Segundo o estudo, a parcela dos 40% mais pobres sofreu a maior perda de renda nas metrópoles. No intervalo de um ano, entre o primeiro trimestre de 2020 e igual período de 2021, o rendimento dessa camada despencou 33,4% nas regiões metropolitanas.
No primeiro trimestre de 2020, a renda média do trabalho dos 40% mais pobres era estimada em R$ 233,94. Ao encolher 33,4%, atingiu a marca de R$ 155,89 no começo de 2021.
Enquanto isso, os 10% mais ricos tiveram queda bem menor, de 4,8%. A renda média do grupo recuou de R$ 6.921,41 para R$ 6.590,05 no mesmo intervalo. Já os 50% que compõem a faixa intermediária registraram baixa de 7,6% (de R$ 1.313,12 para R$ 1.213,55).
No geral, considerando toda a população, houve queda de 8,5% no rendimento nas regiões metropolitanas.

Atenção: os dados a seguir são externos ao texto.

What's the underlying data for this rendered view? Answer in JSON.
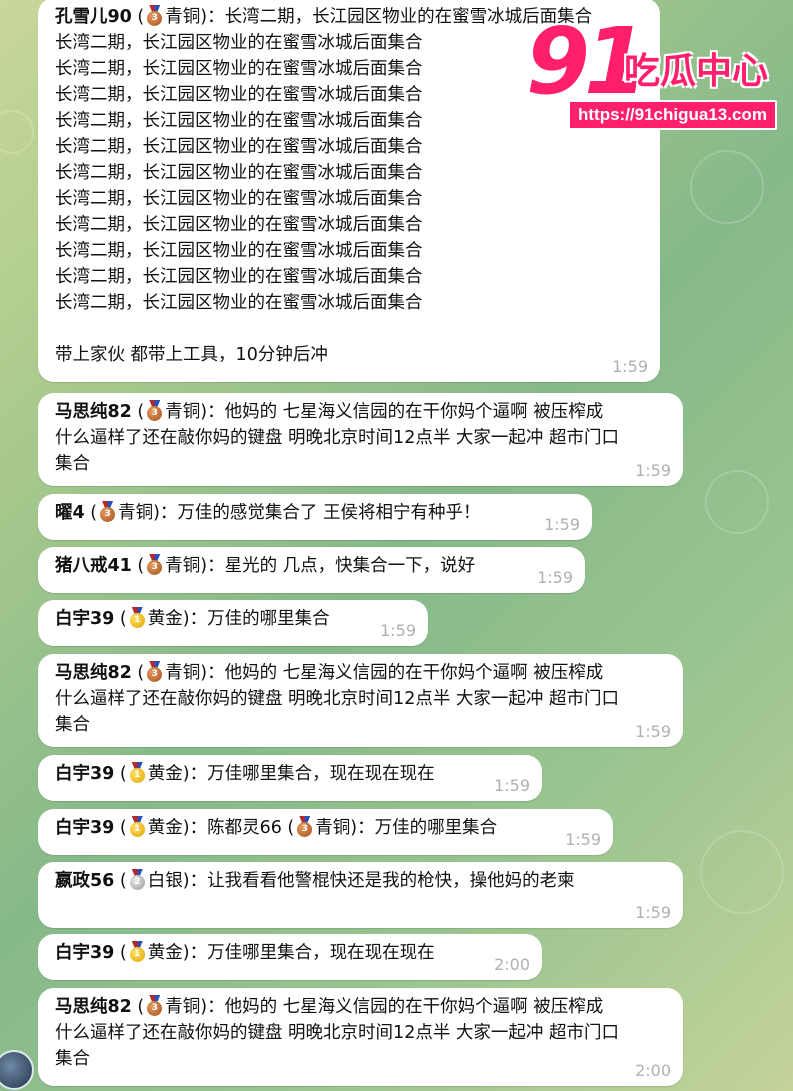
{
  "messages": [
    {
      "name": "孔雪儿90",
      "medal": "bronze",
      "rank": "青铜",
      "lines": [
        "长湾二期，长江园区物业的在蜜雪冰城后面集合",
        "长湾二期，长江园区物业的在蜜雪冰城后面集合",
        "长湾二期，长江园区物业的在蜜雪冰城后面集合",
        "长湾二期，长江园区物业的在蜜雪冰城后面集合",
        "长湾二期，长江园区物业的在蜜雪冰城后面集合",
        "长湾二期，长江园区物业的在蜜雪冰城后面集合",
        "长湾二期，长江园区物业的在蜜雪冰城后面集合",
        "长湾二期，长江园区物业的在蜜雪冰城后面集合",
        "长湾二期，长江园区物业的在蜜雪冰城后面集合",
        "长湾二期，长江园区物业的在蜜雪冰城后面集合",
        "长湾二期，长江园区物业的在蜜雪冰城后面集合",
        "长湾二期，长江园区物业的在蜜雪冰城后面集合",
        "",
        "带上家伙 都带上工具，10分钟后冲"
      ],
      "time": "1:59"
    },
    {
      "name": "马思纯82",
      "medal": "bronze",
      "rank": "青铜",
      "lines": [
        "他妈的 七星海义信园的在干你妈个逼啊 被压榨成",
        "什么逼样了还在敲你妈的键盘 明晚北京时间12点半 大家一起冲 超市门口",
        "集合"
      ],
      "time": "1:59"
    },
    {
      "name": "曜4",
      "medal": "bronze",
      "rank": "青铜",
      "lines": [
        "万佳的感觉集合了 王侯将相宁有种乎！"
      ],
      "time": "1:59"
    },
    {
      "name": "猪八戒41",
      "medal": "bronze",
      "rank": "青铜",
      "lines": [
        "星光的 几点，快集合一下，说好"
      ],
      "time": "1:59"
    },
    {
      "name": "白宇39",
      "medal": "gold",
      "rank": "黄金",
      "lines": [
        "万佳的哪里集合"
      ],
      "time": "1:59"
    },
    {
      "name": "马思纯82",
      "medal": "bronze",
      "rank": "青铜",
      "lines": [
        "他妈的 七星海义信园的在干你妈个逼啊 被压榨成",
        "什么逼样了还在敲你妈的键盘 明晚北京时间12点半 大家一起冲 超市门口",
        "集合"
      ],
      "time": "1:59"
    },
    {
      "name": "白宇39",
      "medal": "gold",
      "rank": "黄金",
      "lines": [
        "万佳哪里集合，现在现在现在"
      ],
      "time": "1:59"
    },
    {
      "name": "白宇39",
      "medal": "gold",
      "rank": "黄金",
      "lines": [
        "陈都灵66",
        "万佳的哪里集合"
      ],
      "inline_quote": {
        "name": "陈都灵66",
        "medal": "bronze",
        "rank": "青铜",
        "text": "万佳的哪里集合"
      },
      "time": "1:59"
    },
    {
      "name": "嬴政56",
      "medal": "silver",
      "rank": "白银",
      "lines": [
        "让我看看他警棍快还是我的枪快，操他妈的老柬"
      ],
      "time": "1:59"
    },
    {
      "name": "白宇39",
      "medal": "gold",
      "rank": "黄金",
      "lines": [
        "万佳哪里集合，现在现在现在"
      ],
      "time": "2:00"
    },
    {
      "name": "马思纯82",
      "medal": "bronze",
      "rank": "青铜",
      "lines": [
        "他妈的 七星海义信园的在干你妈个逼啊 被压榨成",
        "什么逼样了还在敲你妈的键盘 明晚北京时间12点半 大家一起冲 超市门口",
        "集合"
      ],
      "time": "2:00"
    }
  ],
  "watermark": {
    "brand_number": "91",
    "brand_text": "吃瓜中心",
    "url": "https://91chigua13.com"
  },
  "colors": {
    "bubble": "#ffffff",
    "time": "#b0b0b0",
    "watermark": "#ff1f6b"
  }
}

O indicador médio passou de R$ 1.423,93 para R$ 1.302,79. Essa redução fez a renda do trabalho retornar a patamar semelhante ao do início da série, em 2012.
Salata define o cenário como “bastante complicado”. Além da queda na renda do trabalho, analisada pela pesquisa, houve interrupção nos pagamentos do auxílio emergencial no começo do ano.

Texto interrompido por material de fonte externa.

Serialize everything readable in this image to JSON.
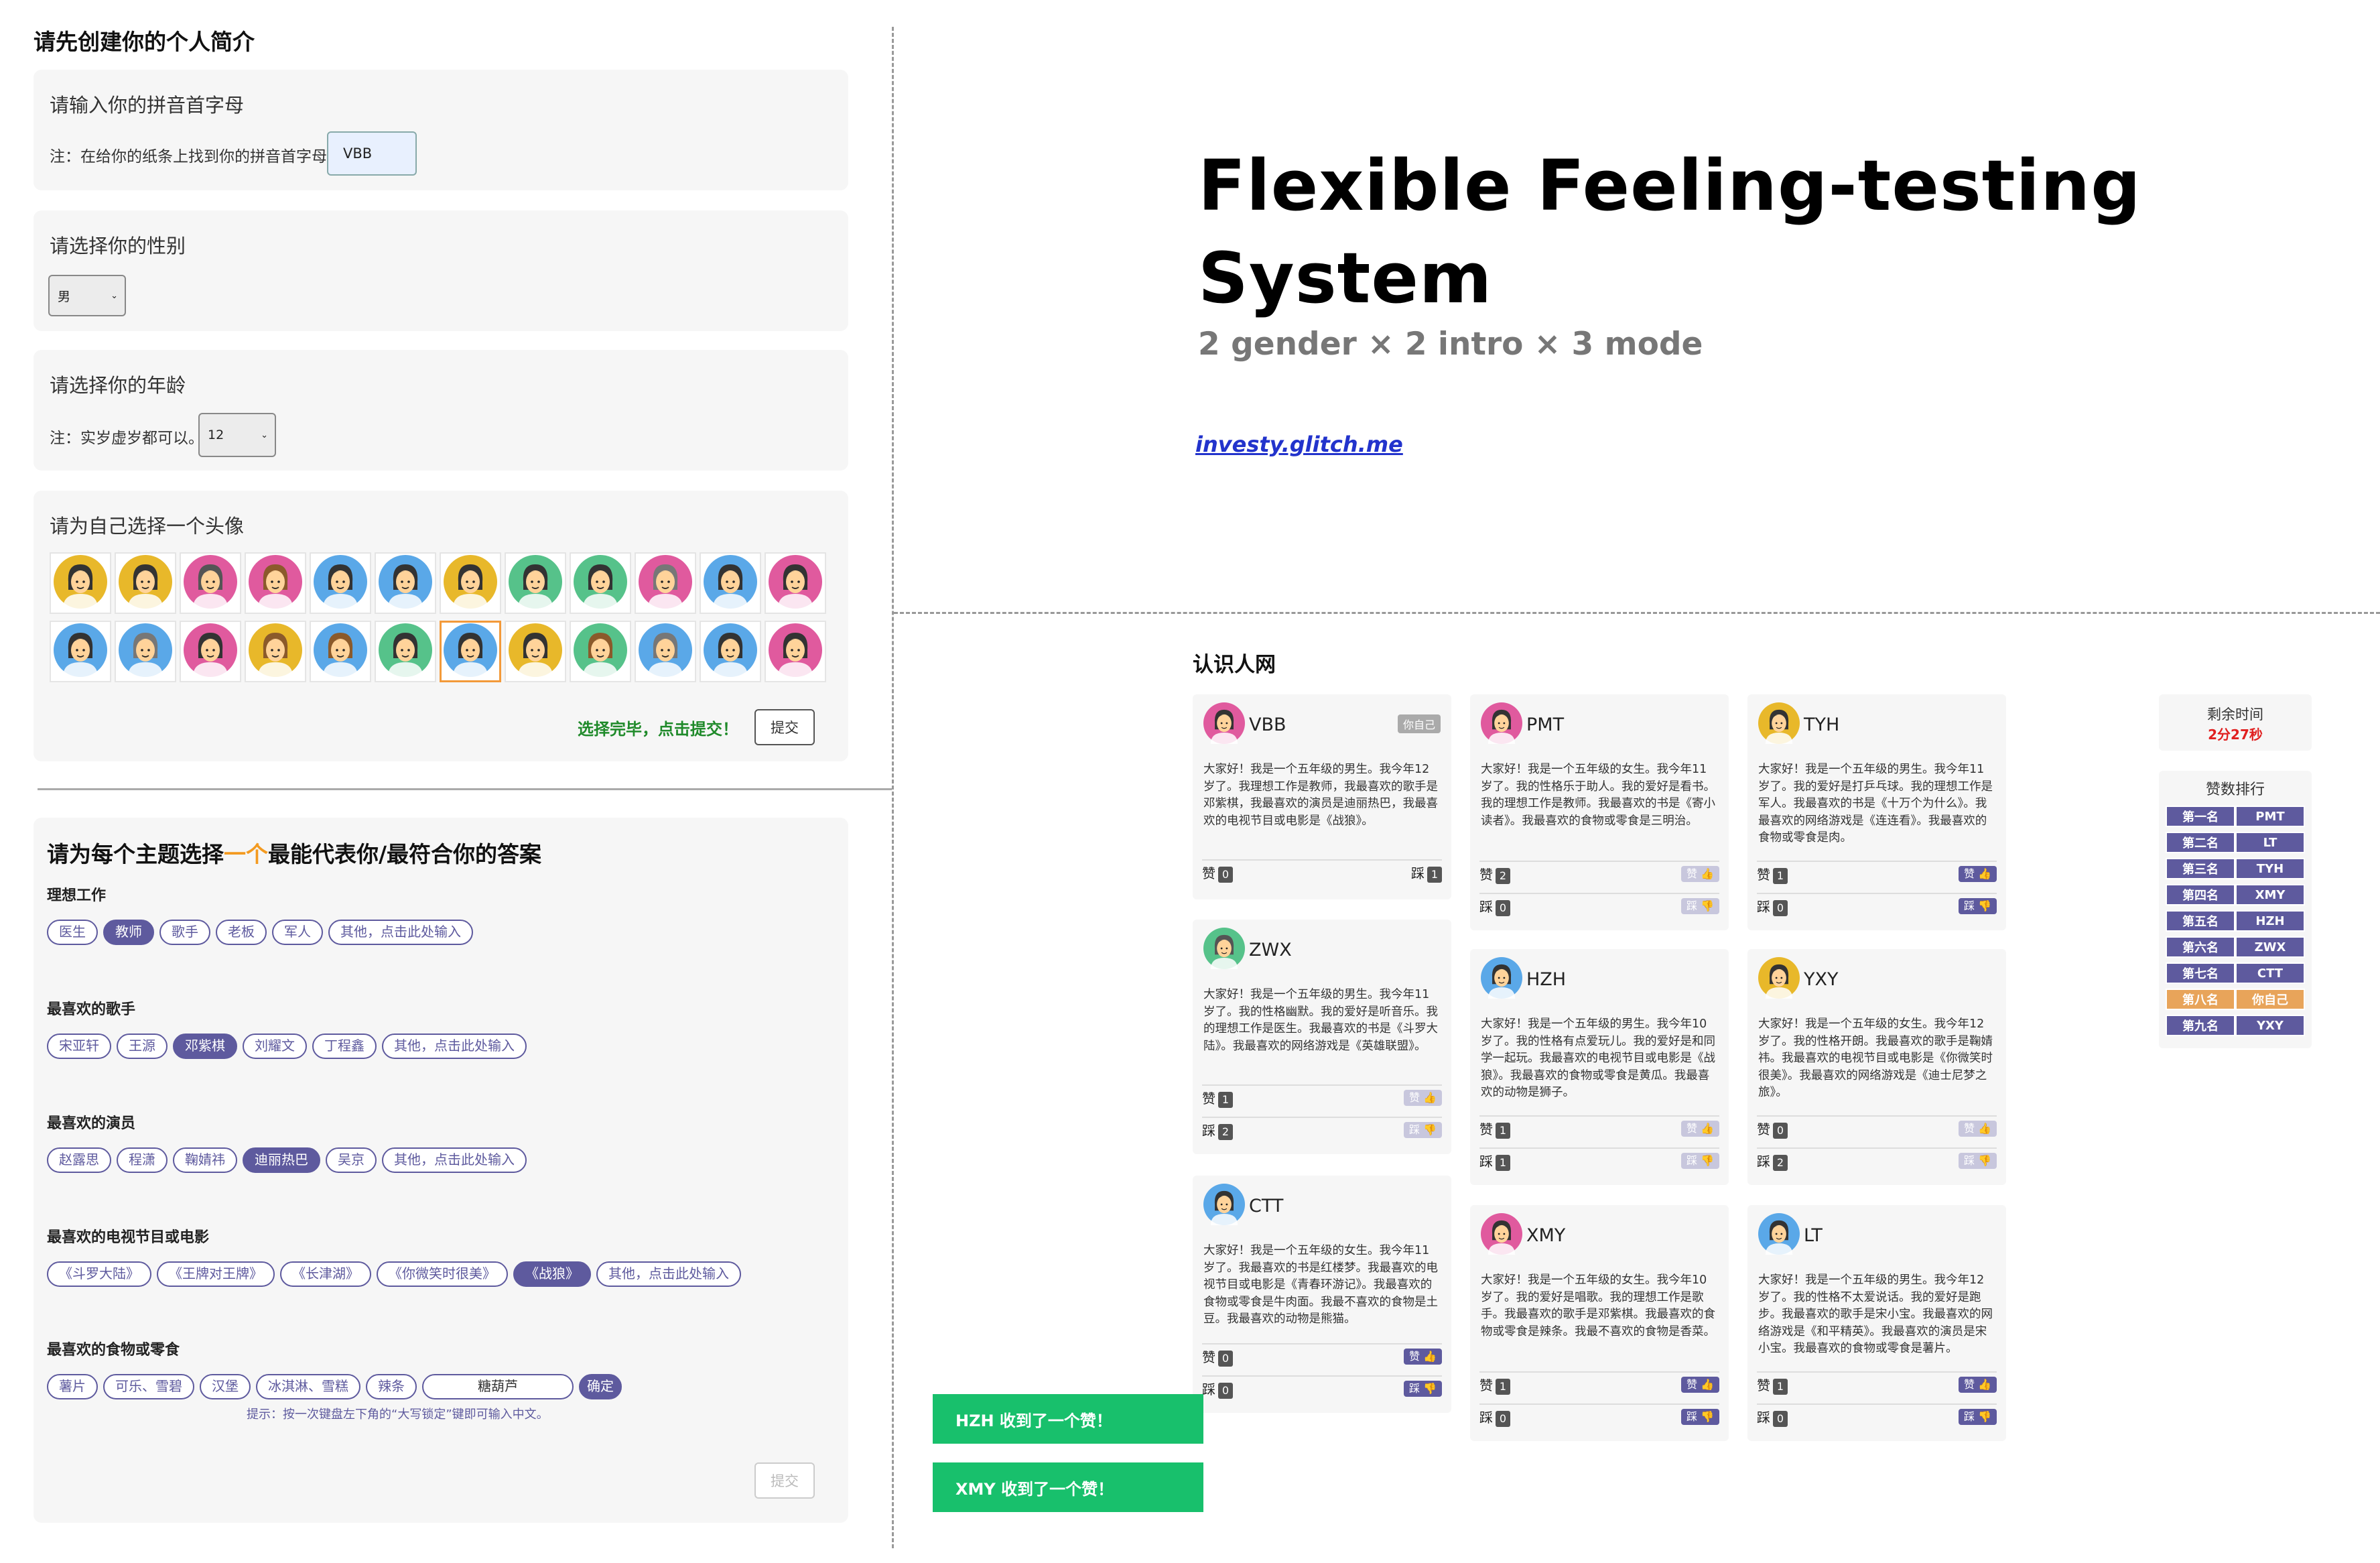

Segundo o pesquisador, a camada mais desfavorecida exerce atividades nas quais é mais difícil atuar de maneira remota, o que também impacta o rendimento do grupo.
“Os mais pobres tiveram uma queda muito mais acentuada na renda. Na base da pirâmide, existem pessoas que não conseguem fazer home office”, frisa Salata.
O estudo também confirma uma tendência já verificada por outras pesquisas: o aumento da desigualdade durante a pandemia. Essa diferença entre a renda de ricos e pobres é medida pelo Coeficiente de Gini. Na escala do indicador, zero significa igualdade nos ganhos. Quanto mais próximo de um, maior é a desigualdade, o que representa retrocesso nas condições socioeconômicas.
Na média móvel, o Coeficiente de Gini subiu de 0,608 para 0,637 entre o primeiro trimestre de 2020 e igual período de 2021. A nova marca é a maior da série histórica, segundo o boletim. O aumento de 4,8% entre os trimestres também é recorde, acrescenta o estudo.
“Tivemos dois elementos trabalhando juntos: a queda na renda média e a piora na distribuição”, sublinha Salata.
Conforme o levantamento, os 10% mais ricos ganhavam, em média, 29,6 vezes mais do que os 40% mais pobres no primeiro trimestre de 2020. A diferença subiu para 42,3 vezes no início de 2021.
A região metropolitana de João Pessoa (PB) é aquela com o maior Coeficiente de Gini (0,729). Ou seja, a mais desigual.
Em seguida, aparecem Recife (PE) e Rio de Janeiro (RJ), com a mesma marca: 0,687. Segundo a pesquisa, o elevado nível de informalidade nessas metrópoles ajuda a entender a disparidade nos ganhos com o trabalho.
O pesquisador Marcelo Ribeiro, do Observatório das Metrópoles, avalia que o quadro pode melhorar se a vacinação contra a Covid-19 tiver impulso nos próximos meses. A imunização é apontada como necessária para reduzir restrições e permitir a volta segura ao trabalho.
Neste momento, o mercado segue repleto de dificuldades, incluindo a escalada do desemprego, frisa o pesquisador. Ribeiro também coordena o boletim e atua como professor do Instituto de Pesquisa e Planejamento Urbano e Regional da UFRJ (Universidade Federal do Rio de Janeiro).
“A expectativa é que o avanço da vacinação possibilite maior aquecimento do mercado de trabalho. Mas os dados ainda são negativos”, afirma.
Para Salata e Ribeiro, os números do boletim reforçam a necessidade de medidas de proteção a camadas desfavorecidas nos próximos meses. Entre elas, está o auxílio emergencial.
Nesta semana, o governo federal confirmou a prorrogação do benefício, com mais três parcelas. Assim, o auxílio, que acabaria em julho, também deve ser pago em agosto, setembro e outubro.